CoPhy: Counterfactual Learning of Physical Dynamics
Fabien Baradel, Natalia Neverova, Julien Mille, Greg Mori, Christian Wolf
TL;DR
This work introduces CoPhy, a benchmark for counterfactual learning of physical dynamics from visual input, and a neural model (CoPhyNet) that infers latent confounders without supervision to predict counterfactual outcomes after interventions. The model combines object-centric de-rendering, graph neural networks for inter-object interactions, per-object GRUs to derive latent confounders, and a stability-gated trajectory predictor to generate counterfactual trajectories. Experiments show CoPhyNet outperforms traditional feedforward predictors on three scenarios and generalizes to unseen confounder configurations and object counts, with humans proving more error-prone on counterfactual tasks. The work advances causal reasoning in high-dimensional perception and has implications for model-based reinforcement learning and robust physical reasoning in AI.
Abstract
Understanding causes and effects in mechanical systems is an essential component of reasoning in the physical world. This work poses a new problem of counterfactual learning of object mechanics from visual input. We develop the CoPhy benchmark to assess the capacity of the state-of-the-art models for causal physical reasoning in a synthetic 3D environment and propose a model for learning the physical dynamics in a counterfactual setting.
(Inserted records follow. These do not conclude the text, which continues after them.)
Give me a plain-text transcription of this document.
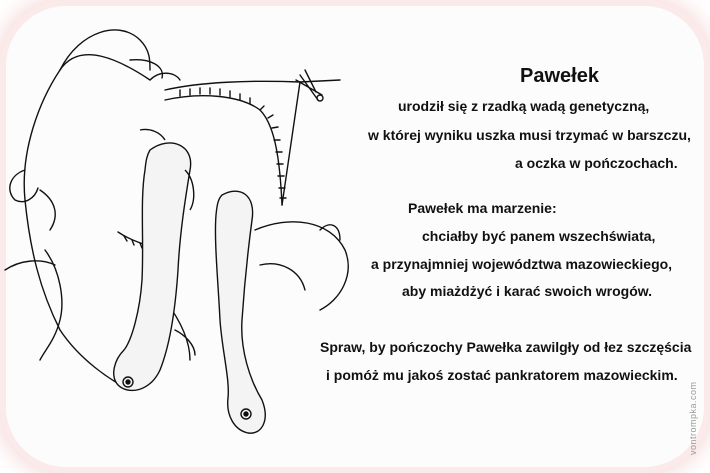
Pawełek
urodził się z rzadką wadą genetyczną,
w której wyniku uszka musi trzymać w barszczu,
a oczka w pończochach.
Pawełek ma marzenie:
chciałby być panem wszechświata,
a przynajmniej województwa mazowieckiego,
aby miażdżyć i karać swoich wrogów.
Spraw, by pończochy Pawełka zawilgły od łez szczęścia
i pomóż mu jakoś zostać pankratorem mazowieckim.
vontrompka.com
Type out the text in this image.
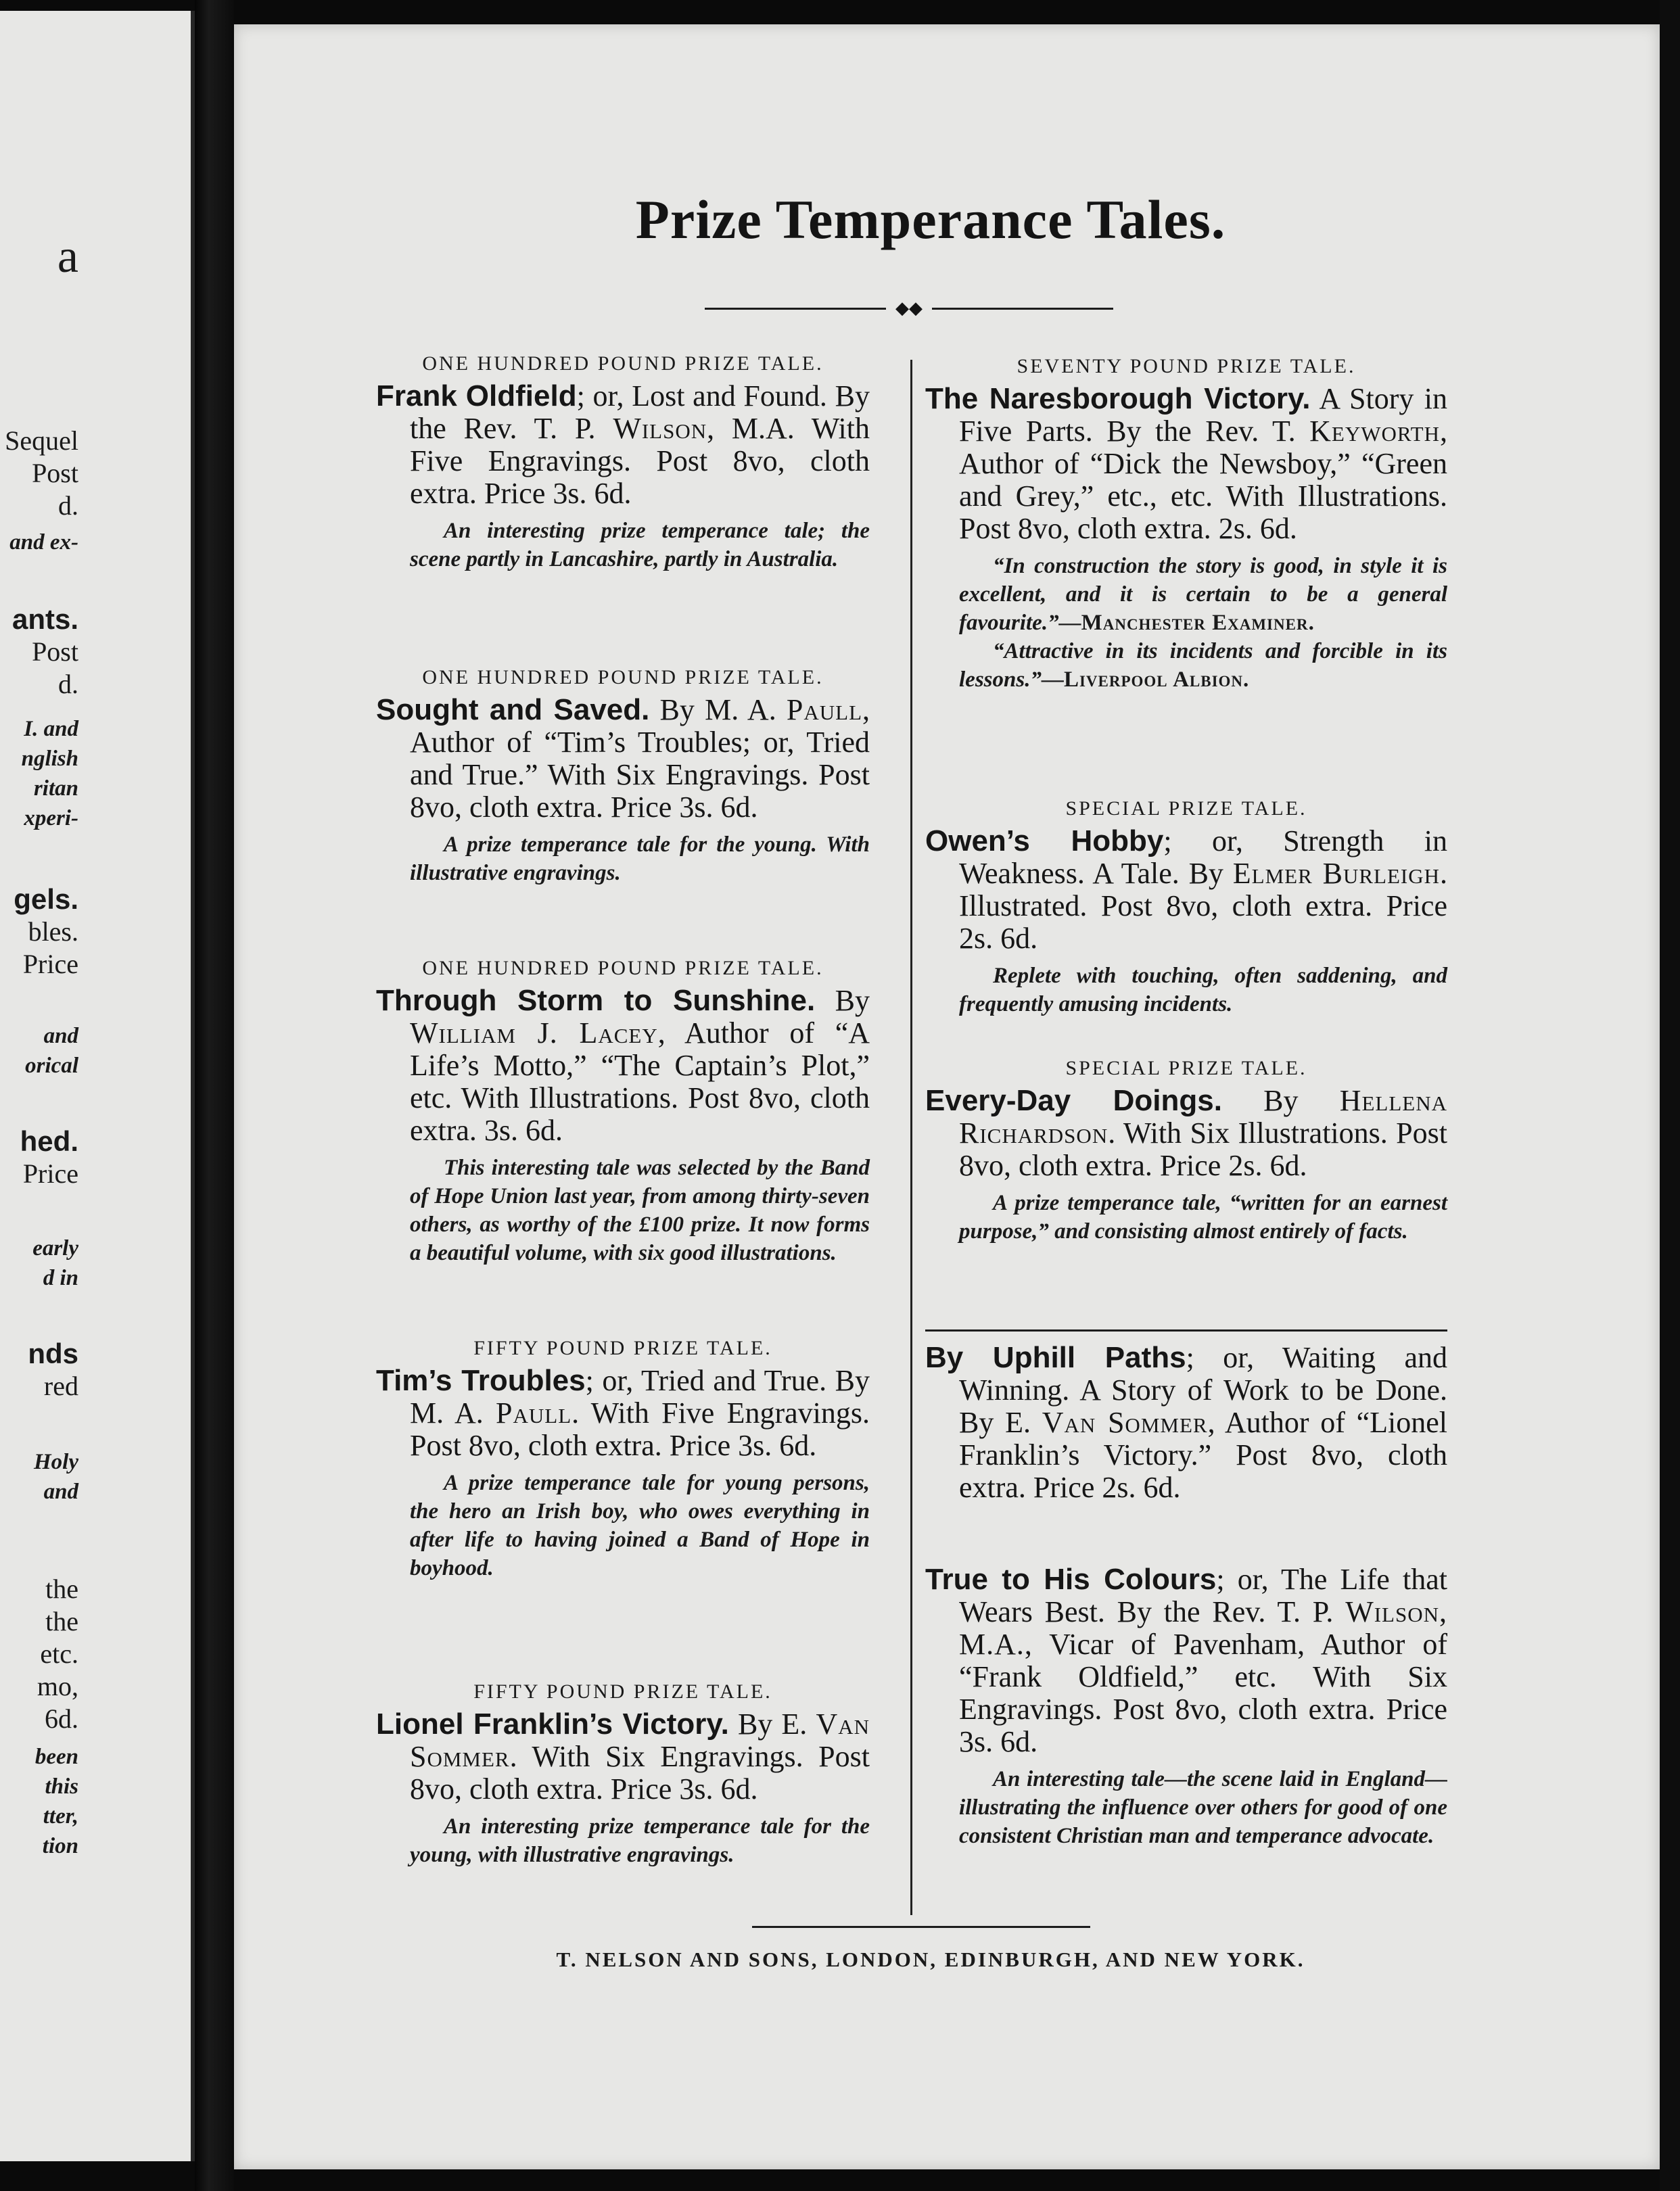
a
Sequel
Post
d.
and ex-
ants.
Post
d.
I. and
nglish
ritan
xperi-
gels.
bles.
Price
and
orical
hed.
Price
early
d in
nds
red
Holy
and
the
the
etc.
mo,
6d.
been
this
tter,
tion
Prize Temperance Tales.
◆◆

ONE HUNDRED POUND PRIZE TALE.

Frank Oldfield; or, Lost and Found. By the Rev. T. P. Wilson, M.A. With Five Engravings. Post 8vo, cloth extra. Price 3s. 6d.

An interesting prize temperance tale; the scene partly in Lancashire, partly in Australia.

ONE HUNDRED POUND PRIZE TALE.

Sought and Saved. By M. A. Paull, Author of “Tim’s Troubles; or, Tried and True.” With Six Engravings. Post 8vo, cloth extra. Price 3s. 6d.

A prize temperance tale for the young. With illustrative engravings.

ONE HUNDRED POUND PRIZE TALE.

Through Storm to Sunshine. By William J. Lacey, Author of “A Life’s Motto,” “The Captain’s Plot,” etc. With Illustrations. Post 8vo, cloth extra. 3s. 6d.

This interesting tale was selected by the Band of Hope Union last year, from among thirty-seven others, as worthy of the £100 prize. It now forms a beautiful volume, with six good illustrations.

FIFTY POUND PRIZE TALE.

Tim’s Troubles; or, Tried and True. By M. A. Paull. With Five Engravings. Post 8vo, cloth extra. Price 3s. 6d.

A prize temperance tale for young persons, the hero an Irish boy, who owes everything in after life to having joined a Band of Hope in boyhood.

FIFTY POUND PRIZE TALE.

Lionel Franklin’s Victory. By E. Van Sommer. With Six Engravings. Post 8vo, cloth extra. Price 3s. 6d.

An interesting prize temperance tale for the young, with illustrative engravings.

SEVENTY POUND PRIZE TALE.

The Naresborough Victory. A Story in Five Parts. By the Rev. T. Keyworth, Author of “Dick the Newsboy,” “Green and Grey,” etc., etc. With Illustrations. Post 8vo, cloth extra. 2s. 6d.

“In construction the story is good, in style it is excellent, and it is certain to be a general favourite.”—Manchester Examiner.

“Attractive in its incidents and forcible in its lessons.”—Liverpool Albion.

SPECIAL PRIZE TALE.

Owen’s Hobby; or, Strength in Weakness. A Tale. By Elmer Burleigh. Illustrated. Post 8vo, cloth extra. Price 2s. 6d.

Replete with touching, often saddening, and frequently amusing incidents.

SPECIAL PRIZE TALE.

Every-Day Doings. By Hellena Richardson. With Six Illustrations. Post 8vo, cloth extra. Price 2s. 6d.

A prize temperance tale, “written for an earnest purpose,” and consisting almost entirely of facts.

By Uphill Paths; or, Waiting and Winning. A Story of Work to be Done. By E. Van Sommer, Author of “Lionel Franklin’s Victory.” Post 8vo, cloth extra. Price 2s. 6d.

True to His Colours; or, The Life that Wears Best. By the Rev. T. P. Wilson, M.A., Vicar of Pavenham, Author of “Frank Oldfield,” etc. With Six Engravings. Post 8vo, cloth extra. Price 3s. 6d.

An interesting tale—the scene laid in England—illustrating the influence over others for good of one consistent Christian man and temperance advocate.

T. NELSON AND SONS, LONDON, EDINBURGH, AND NEW YORK.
Having observed a mechanical experiment that involves, for example, a falling tower of blocks, a set of bouncing balls or colliding objects, we learn to predict how its outcome is affected by an arbitrary intervention on its initial conditions, such as displacing one of the objects in the scene. The alternative future is predicted given the altered past and a latent representation of the confounders learned by the model in an end-to-end fashion with no supervision. We compare against feedforward video prediction baselines and show how observing alternative experiences allows the network to capture latent physical properties of the environment, which results in significantly more accurate predictions at the level of super human performance.